APRIL 17, 2015

President Bachelet: “As public servants we must set ourselves higher standards”

During a signing ceremony at La Moneda Palace, the President explained that the constitutional reform bill to ensure electoral transparency and establish grounds for the removal from office of officials who infringe expenditure rules, will also apply to elected officials without legislative powers.

This morning the President of Chile, Michelle Bachelet, signed the constitutional reform bill to ensure electoral transparency and establish grounds for the removal from office of officials who infringe expenditure rules.

In her speech the President said: “We are here today because of we want to take another step towards strengthening our democracy and its legitimacy. Legitimacy that comes from the trust that we, as a society, put in the correct functioning of our institutions and the competence of those we have elected to represent us.”

“This trust is undermined when we see cases like the ones exposed recently. And this is not part of the country that we are proud of. These practices have no place in a hard-working, honest, diligent country like ours” she added.

Speaking before ministers, members of Congress and members of the Advisory Council against corruption, conflicts of interests and the trafficking of influences, the President emphasized that “as public servants we must set ourselves higher standards and ensure that only those who are willing to act in the interests of Chile hold the country’s highest positions.”

“We are presenting a Constitutional Reform Bill which, as of the next elections, will result in the removal from office of those who defraud the laws that control the financing of electoral expenditure; and the procedures and regulations for this will be established by a Constitutional Organic Law enacted for this purpose” she explained.

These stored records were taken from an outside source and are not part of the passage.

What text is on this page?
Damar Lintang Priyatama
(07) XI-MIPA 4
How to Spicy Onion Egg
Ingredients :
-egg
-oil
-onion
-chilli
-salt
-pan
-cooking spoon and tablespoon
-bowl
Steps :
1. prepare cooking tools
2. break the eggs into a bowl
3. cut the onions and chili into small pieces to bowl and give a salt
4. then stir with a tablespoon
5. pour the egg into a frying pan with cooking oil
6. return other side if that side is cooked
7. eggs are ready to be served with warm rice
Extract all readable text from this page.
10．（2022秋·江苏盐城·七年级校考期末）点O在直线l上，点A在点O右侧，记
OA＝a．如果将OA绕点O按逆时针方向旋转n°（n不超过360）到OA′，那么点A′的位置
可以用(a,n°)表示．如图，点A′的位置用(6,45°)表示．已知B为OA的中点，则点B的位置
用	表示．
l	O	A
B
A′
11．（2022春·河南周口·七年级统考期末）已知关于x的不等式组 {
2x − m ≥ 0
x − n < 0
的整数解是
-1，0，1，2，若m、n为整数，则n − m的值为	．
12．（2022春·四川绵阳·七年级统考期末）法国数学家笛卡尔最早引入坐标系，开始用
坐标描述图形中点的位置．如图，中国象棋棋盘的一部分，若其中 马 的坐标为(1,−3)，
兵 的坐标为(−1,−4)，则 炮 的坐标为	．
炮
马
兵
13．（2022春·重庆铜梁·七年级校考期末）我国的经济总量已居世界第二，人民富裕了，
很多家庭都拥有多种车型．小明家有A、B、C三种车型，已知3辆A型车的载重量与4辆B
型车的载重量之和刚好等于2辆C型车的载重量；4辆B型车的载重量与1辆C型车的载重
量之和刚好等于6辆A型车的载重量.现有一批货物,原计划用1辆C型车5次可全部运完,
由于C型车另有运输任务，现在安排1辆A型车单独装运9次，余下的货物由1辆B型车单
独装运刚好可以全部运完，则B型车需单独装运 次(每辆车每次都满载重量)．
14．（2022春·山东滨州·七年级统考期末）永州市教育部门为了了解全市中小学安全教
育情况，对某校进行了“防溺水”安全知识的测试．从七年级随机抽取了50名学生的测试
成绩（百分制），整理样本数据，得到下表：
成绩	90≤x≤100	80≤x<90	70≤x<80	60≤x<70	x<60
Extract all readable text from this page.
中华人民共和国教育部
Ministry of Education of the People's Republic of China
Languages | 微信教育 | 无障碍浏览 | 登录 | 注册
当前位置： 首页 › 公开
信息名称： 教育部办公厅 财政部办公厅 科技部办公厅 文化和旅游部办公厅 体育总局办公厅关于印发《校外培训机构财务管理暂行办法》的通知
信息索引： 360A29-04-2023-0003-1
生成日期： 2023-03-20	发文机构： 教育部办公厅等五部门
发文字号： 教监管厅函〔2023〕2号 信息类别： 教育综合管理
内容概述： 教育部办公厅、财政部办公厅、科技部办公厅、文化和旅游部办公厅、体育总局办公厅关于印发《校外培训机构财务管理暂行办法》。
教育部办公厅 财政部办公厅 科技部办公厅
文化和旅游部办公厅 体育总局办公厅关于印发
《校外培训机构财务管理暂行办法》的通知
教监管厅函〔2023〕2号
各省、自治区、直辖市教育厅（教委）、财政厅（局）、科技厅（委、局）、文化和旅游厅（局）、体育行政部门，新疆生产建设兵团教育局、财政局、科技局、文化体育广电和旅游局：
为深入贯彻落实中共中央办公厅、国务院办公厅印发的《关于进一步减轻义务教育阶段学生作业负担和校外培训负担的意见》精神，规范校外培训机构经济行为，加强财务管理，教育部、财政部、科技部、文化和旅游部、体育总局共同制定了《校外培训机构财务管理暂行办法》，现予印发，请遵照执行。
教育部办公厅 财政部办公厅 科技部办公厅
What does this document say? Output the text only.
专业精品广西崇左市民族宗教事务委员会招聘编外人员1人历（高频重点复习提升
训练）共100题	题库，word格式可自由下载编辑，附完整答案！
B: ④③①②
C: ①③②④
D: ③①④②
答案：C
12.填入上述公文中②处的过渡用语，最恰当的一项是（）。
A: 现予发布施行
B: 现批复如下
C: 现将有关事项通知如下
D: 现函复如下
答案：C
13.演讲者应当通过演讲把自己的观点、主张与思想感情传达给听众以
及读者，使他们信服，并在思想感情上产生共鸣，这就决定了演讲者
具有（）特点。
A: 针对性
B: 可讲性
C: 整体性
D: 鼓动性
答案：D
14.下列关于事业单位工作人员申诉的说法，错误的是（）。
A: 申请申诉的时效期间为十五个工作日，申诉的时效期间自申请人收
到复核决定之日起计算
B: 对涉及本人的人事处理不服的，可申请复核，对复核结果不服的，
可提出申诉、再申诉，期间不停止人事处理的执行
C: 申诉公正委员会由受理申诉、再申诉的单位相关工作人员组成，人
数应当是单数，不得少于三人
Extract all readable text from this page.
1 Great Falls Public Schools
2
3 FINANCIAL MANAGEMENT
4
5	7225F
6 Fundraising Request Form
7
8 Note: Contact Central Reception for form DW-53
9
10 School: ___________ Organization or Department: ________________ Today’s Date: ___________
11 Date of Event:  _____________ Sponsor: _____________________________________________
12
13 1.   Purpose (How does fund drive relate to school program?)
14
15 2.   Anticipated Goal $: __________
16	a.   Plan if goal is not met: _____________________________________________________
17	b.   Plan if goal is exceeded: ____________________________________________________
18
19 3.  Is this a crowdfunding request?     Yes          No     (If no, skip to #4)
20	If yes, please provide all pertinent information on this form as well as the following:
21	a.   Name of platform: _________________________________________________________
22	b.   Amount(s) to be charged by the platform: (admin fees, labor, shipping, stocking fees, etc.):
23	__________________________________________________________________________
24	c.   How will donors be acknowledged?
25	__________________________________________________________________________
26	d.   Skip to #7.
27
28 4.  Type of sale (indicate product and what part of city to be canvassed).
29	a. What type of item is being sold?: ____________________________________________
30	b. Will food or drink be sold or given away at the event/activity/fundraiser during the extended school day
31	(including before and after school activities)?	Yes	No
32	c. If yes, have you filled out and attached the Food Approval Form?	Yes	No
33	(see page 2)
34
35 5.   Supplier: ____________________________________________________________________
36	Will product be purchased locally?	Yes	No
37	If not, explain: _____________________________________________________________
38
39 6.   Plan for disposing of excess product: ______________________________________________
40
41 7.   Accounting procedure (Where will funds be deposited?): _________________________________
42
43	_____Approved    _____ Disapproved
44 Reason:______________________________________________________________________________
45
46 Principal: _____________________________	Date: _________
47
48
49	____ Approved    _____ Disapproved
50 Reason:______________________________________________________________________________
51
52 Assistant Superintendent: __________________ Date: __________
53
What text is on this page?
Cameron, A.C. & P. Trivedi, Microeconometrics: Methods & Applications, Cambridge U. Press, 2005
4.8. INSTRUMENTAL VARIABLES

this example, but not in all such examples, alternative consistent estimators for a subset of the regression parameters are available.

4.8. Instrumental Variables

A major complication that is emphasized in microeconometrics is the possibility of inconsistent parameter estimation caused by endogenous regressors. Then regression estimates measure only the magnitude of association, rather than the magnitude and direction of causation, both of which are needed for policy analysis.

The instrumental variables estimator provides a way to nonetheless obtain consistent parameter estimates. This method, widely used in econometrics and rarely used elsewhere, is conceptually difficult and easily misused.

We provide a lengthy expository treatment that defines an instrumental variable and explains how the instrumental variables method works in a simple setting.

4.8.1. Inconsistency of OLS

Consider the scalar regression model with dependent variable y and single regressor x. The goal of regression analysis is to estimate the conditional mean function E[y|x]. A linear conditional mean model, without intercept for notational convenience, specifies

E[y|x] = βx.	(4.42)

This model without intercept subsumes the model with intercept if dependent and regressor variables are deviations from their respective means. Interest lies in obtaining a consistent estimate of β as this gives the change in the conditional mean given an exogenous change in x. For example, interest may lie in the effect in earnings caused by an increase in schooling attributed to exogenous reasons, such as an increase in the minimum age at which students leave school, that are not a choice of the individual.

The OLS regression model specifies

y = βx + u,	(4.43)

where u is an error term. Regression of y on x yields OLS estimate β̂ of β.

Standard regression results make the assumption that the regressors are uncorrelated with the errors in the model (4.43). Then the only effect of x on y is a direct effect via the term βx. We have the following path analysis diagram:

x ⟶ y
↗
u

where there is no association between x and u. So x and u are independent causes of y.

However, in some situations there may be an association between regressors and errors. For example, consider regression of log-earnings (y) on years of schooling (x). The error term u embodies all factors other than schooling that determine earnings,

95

“We are talking about elected officials without legislative powers. At the same time, I pledge my support for the parliamentary initiatives that will apply to Representatives and Senators which are also aimed at ensuring greater probity and electoral transparency,” she added.

President Bachelet announced that in addition to this bill, directives are being sent to Congress to limit spending on advertising, promotional activities, representational expenses and the use of vehicles by ministries.

“The use of state-owned vehicles by ministers, undersecretaries, heads of services, regional governors, governors and other officials must be strictly limited to work-related purposes” the President explained.

Another of the directives establishes that public officials will only be allowed to fly business class for journeys of more than 7,000 kilometers. “All of these measures are aimed at strengthening the transparency and probity that we must demonstrate to the public”, she noted.

Concluding her speech, the President said that “this bill responds to the demands of millions of fellow Chileans for greater scrutiny and penalties against those who undermine public confidence. But it also brings together recommendations made by various stakeholders, members of Congress, political figures and representatives from civil society, in the interests of fostering good practice and probity.”